One click later, I saw exactly what I wanted to see:

Thomas Dold–Re: contact enquiry from http://www.thomas-dold.com–Apr 5

Immediately, I pumped my fist and somehow stopped myself from screaming “Yessssss!” in the middle of the office. Suppressing my delight forced me to look closer at that subject line.

April 5. Oh crap! That was exactly two days before I posted a video practically begging Dold to critique my stair climbing form. In all, it was the fourth Anyone Can Enter post solely dedicated to Dold, including an open letter and a cry for my readers to contact Dold on my behalf.

In all my excitement about staring this blog, perhaps I’d gone too far. Asking a guy to do an interview is one thing. Posting a video of yourself, sweat-drenched and asking him to do you a favor, borders on obsession.

Suddenly, I was mortified, embarrassed by my recent blogging exploits. I could see my college journalism professors shaking their heads, groaning in disapproval of the disgrace I’d bestowed upon their profession. I had failed them, all for the sake of a few pointless blog posts, by antagonizing my source.

It’s amazing how quickly one’s emotions can change.
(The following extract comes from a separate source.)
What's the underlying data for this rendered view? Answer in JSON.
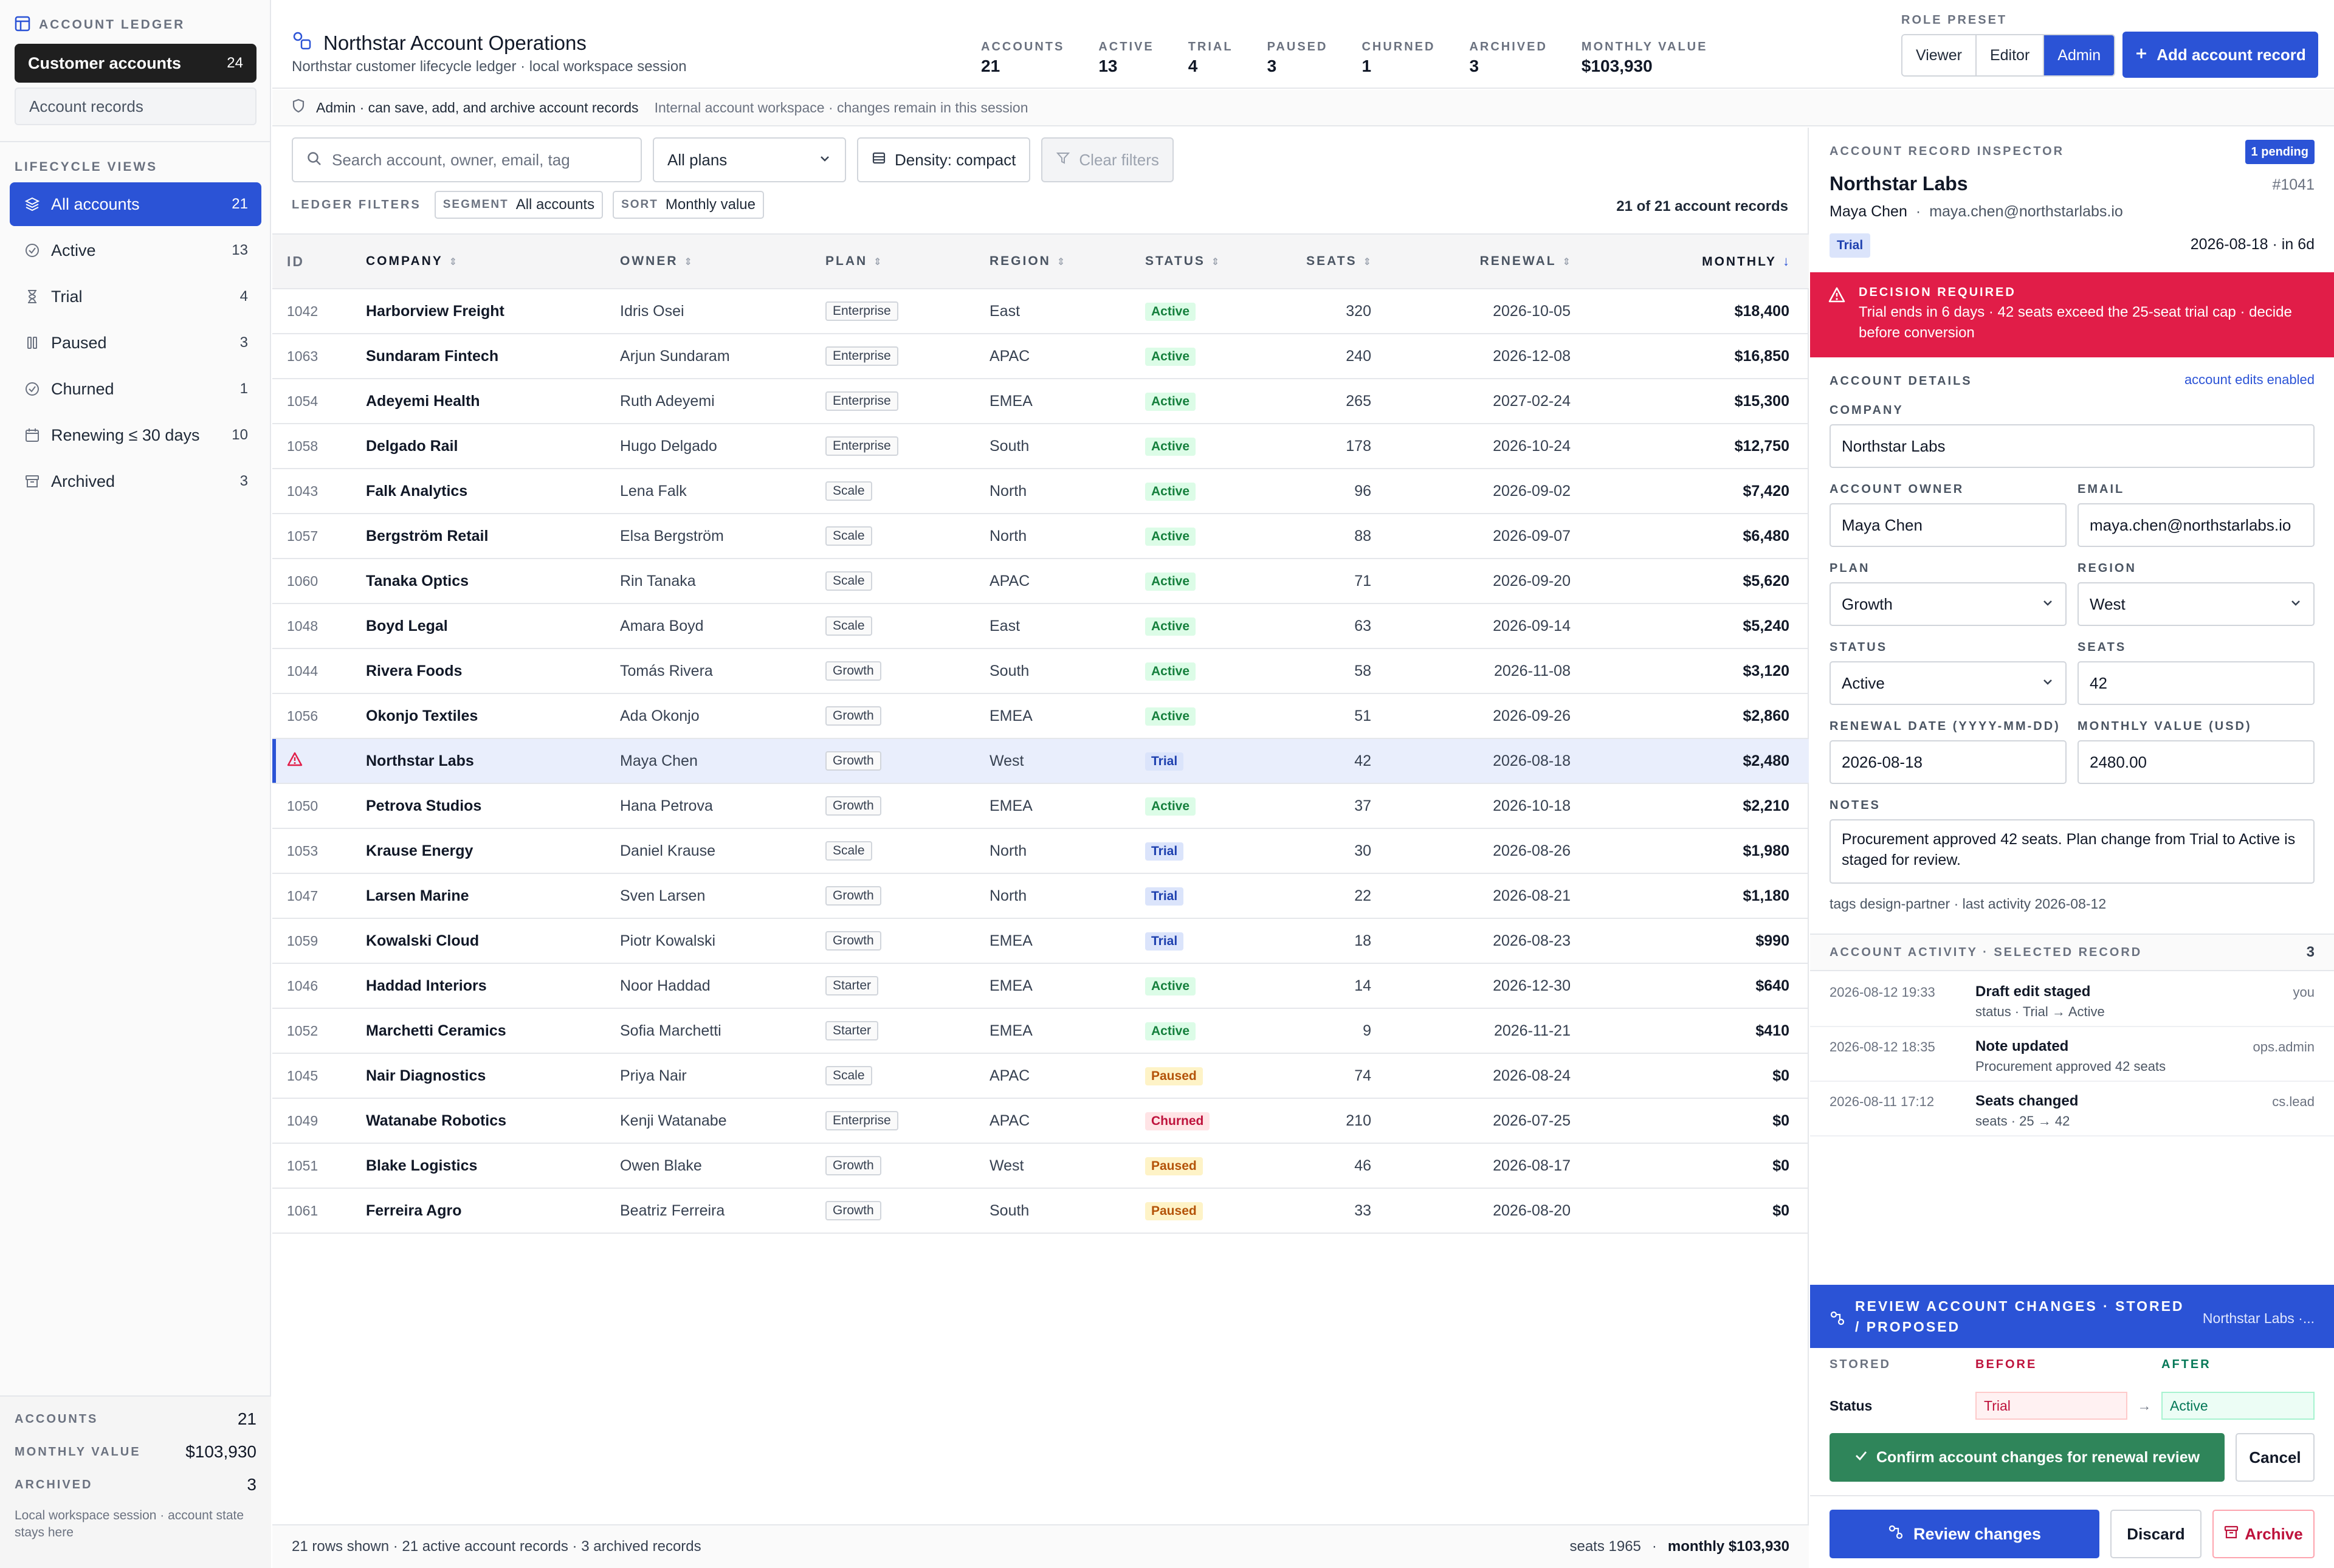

Ten seconds before, I couldn’t wait to open that e-mail. Ten seconds later, my index finger was paralyzed. Maybe, I thought, this was just one of those automatic response e-mails. I’d click on it and see a message informing me that, due to his intense training schedule and lack of availability, Mr. Dold is unable to respond to notes from fans and deranged bloggers.

I clicked it open, and after days of anticipation, I was finally staring at a personal note from the fastest stair climber in the world.

And he wasn’t exactly thrilled. And I felt like a used sneaker.

Yes, he received my e-mail. And the note from his manager. And he’d seen the blog posts encouraging strangers to flood his inbox. And he all but accused me of being the least patient person ever to contact him. And he was probably on the phone with a lawyer applying for a restraining order in advance of his next trip to the US.

Forget the autographed Babe Ruth ball in the laundry, this was Ruth holding a shotgun in his driveway, telling you to stop staring at him through his window at night. And to quit sending him love letters.

In my embarrassed state, I focused on the first few sentences so closely that I almost didn’t read the rest of the note. The part where he wished me a great race in Toronto. And the part where he agreed to answer my questions. And the part where he even added an important question, to which he added a :-).

Yes, ladies and gentlemen, you heard it here first. I have been emoticoned by a world-class athlete!

This is huge. Thanks to Dold, Anyone Can Enter just took an epic step towards legitimacy—towards something greater than a home for feckless musings on obscure competitions. No. Soon, it will be an actual SOURCE for obscure competitions!

But not for another couple of days. Dold’s responses deserve their own post. And I need to write a short letter of apology.

Not to Dold. To my journalism professors.